I'm having trouble accepting my "wifely duties" and before anyone gets upset about sexism, please don't get your panties in a bunch. As a Christian wife, there are certain obligations that a wife needs to do in order to make her marriage successful. Submitting herself to her husband is one of them. I think that Meagan explains it in a way that I cannot. Check it out. This passage was a part of our pre-marital counseling, but I didn't truly understand it until Meagan explained it that way.

I am a selfish person. I get it from my Dad. I like people to do things for me, and get annoyed when they don't. When I do something, I want praise. This is a HUGE stumbling block for my marriage. Mr. Skinny does A LOT and when I say a lot, I mean it. He is so kind and thoughtful, he works his butt off to provide for us and does just about anything I ask him to do. He's starting to get annoyed with me that I can't do the small, few things that he asks of me to do. So yesterday at church, I really started praying about changing and being less selfish.

This morning, while I was reading my daily devotion I realized how amazing it is that God created each and every one of us. We were made in His image and He took the time to creat each one of us and thought about every little thing about us. I realized that I'm not doing Him justice by allowing my selfishness to take over my life and my marriage, and I'm knocking the selfish impulses down.

Last night I made Mr. Skinny's lunch and got all his snacks out for him, and I let him balance the checkbook. I unpacked the clothes while he unpacked the toiletries. I did my homework on the way home while he drove. I should have drove the second half home, but I was on a role and he said it was okay. I'm really going to try to continue this. I'm not saying I won't even slip back, but I feel like a better person, and a better Christian for realizing this and trying to actively change.
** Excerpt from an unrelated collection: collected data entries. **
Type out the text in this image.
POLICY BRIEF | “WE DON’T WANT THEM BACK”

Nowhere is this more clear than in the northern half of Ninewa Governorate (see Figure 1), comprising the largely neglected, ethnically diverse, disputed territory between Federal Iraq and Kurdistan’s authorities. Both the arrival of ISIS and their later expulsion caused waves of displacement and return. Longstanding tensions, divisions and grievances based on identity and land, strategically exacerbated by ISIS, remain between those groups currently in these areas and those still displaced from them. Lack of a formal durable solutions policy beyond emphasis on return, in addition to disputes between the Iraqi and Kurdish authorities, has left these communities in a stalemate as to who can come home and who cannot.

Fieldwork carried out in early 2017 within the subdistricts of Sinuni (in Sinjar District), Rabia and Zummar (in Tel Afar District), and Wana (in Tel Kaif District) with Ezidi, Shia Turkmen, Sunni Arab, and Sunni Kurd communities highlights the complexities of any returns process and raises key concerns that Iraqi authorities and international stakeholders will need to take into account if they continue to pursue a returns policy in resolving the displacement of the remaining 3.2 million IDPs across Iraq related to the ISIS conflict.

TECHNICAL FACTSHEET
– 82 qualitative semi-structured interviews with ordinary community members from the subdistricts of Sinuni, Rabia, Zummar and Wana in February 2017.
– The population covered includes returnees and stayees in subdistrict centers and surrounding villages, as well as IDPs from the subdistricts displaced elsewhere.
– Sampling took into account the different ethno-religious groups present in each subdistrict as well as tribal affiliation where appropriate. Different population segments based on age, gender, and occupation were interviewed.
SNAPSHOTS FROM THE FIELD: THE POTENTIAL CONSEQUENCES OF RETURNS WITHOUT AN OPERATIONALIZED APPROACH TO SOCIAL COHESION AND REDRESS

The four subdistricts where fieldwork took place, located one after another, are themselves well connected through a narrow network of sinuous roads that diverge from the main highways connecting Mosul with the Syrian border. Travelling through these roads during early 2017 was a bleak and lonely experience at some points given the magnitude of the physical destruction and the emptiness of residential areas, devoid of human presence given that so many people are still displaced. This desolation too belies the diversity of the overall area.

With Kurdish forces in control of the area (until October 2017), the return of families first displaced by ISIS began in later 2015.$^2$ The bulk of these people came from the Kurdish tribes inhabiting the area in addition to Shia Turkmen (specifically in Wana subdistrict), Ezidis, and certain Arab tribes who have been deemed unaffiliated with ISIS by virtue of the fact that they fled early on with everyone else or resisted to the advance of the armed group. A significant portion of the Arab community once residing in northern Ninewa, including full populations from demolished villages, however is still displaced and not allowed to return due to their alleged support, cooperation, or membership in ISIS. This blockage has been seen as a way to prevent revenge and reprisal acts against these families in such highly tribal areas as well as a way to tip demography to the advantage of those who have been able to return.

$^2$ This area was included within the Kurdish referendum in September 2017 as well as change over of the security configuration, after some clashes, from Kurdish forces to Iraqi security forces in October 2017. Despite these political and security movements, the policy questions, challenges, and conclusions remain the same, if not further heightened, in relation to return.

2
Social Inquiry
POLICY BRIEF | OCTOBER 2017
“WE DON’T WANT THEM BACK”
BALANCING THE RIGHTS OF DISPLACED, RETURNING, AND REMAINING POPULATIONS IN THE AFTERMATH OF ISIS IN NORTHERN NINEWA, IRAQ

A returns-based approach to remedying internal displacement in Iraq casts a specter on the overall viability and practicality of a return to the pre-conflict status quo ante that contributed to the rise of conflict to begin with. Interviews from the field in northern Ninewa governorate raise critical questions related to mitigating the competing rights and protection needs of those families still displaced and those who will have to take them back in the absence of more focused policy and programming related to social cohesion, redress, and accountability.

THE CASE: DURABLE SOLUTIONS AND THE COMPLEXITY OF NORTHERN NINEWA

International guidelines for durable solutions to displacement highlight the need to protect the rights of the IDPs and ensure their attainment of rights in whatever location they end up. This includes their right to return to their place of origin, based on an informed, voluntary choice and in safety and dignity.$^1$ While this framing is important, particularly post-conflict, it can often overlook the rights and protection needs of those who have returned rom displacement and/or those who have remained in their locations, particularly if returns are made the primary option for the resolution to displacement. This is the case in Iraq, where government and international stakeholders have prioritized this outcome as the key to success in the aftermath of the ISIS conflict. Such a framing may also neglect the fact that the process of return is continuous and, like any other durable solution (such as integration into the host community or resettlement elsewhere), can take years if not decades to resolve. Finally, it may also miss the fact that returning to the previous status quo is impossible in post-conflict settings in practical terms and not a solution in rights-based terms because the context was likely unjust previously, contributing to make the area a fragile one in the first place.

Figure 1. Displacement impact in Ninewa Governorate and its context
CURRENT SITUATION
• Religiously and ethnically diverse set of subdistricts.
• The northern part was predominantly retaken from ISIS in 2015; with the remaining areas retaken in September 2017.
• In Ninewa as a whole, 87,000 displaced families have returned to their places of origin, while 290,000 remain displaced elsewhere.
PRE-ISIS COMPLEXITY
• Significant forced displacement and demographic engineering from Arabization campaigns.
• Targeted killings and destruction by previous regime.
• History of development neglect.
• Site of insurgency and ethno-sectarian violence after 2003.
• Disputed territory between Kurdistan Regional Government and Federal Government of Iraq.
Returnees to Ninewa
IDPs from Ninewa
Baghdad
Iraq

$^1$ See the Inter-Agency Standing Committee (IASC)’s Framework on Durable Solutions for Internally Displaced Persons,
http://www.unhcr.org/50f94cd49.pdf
Other than that, the weekend was a pretty big fail - WW wise. I'm still debating if I want to face the scale this week, or wait until next week. I'm back to healthy eating, but it's the weekends that are SO incredibly difficult. I need to work on them.

Sorry this post was a little all over the place, and sorry I'm MIA so much - school is taking over my life for the next 6 weeks or so. I'm not looking forward to it.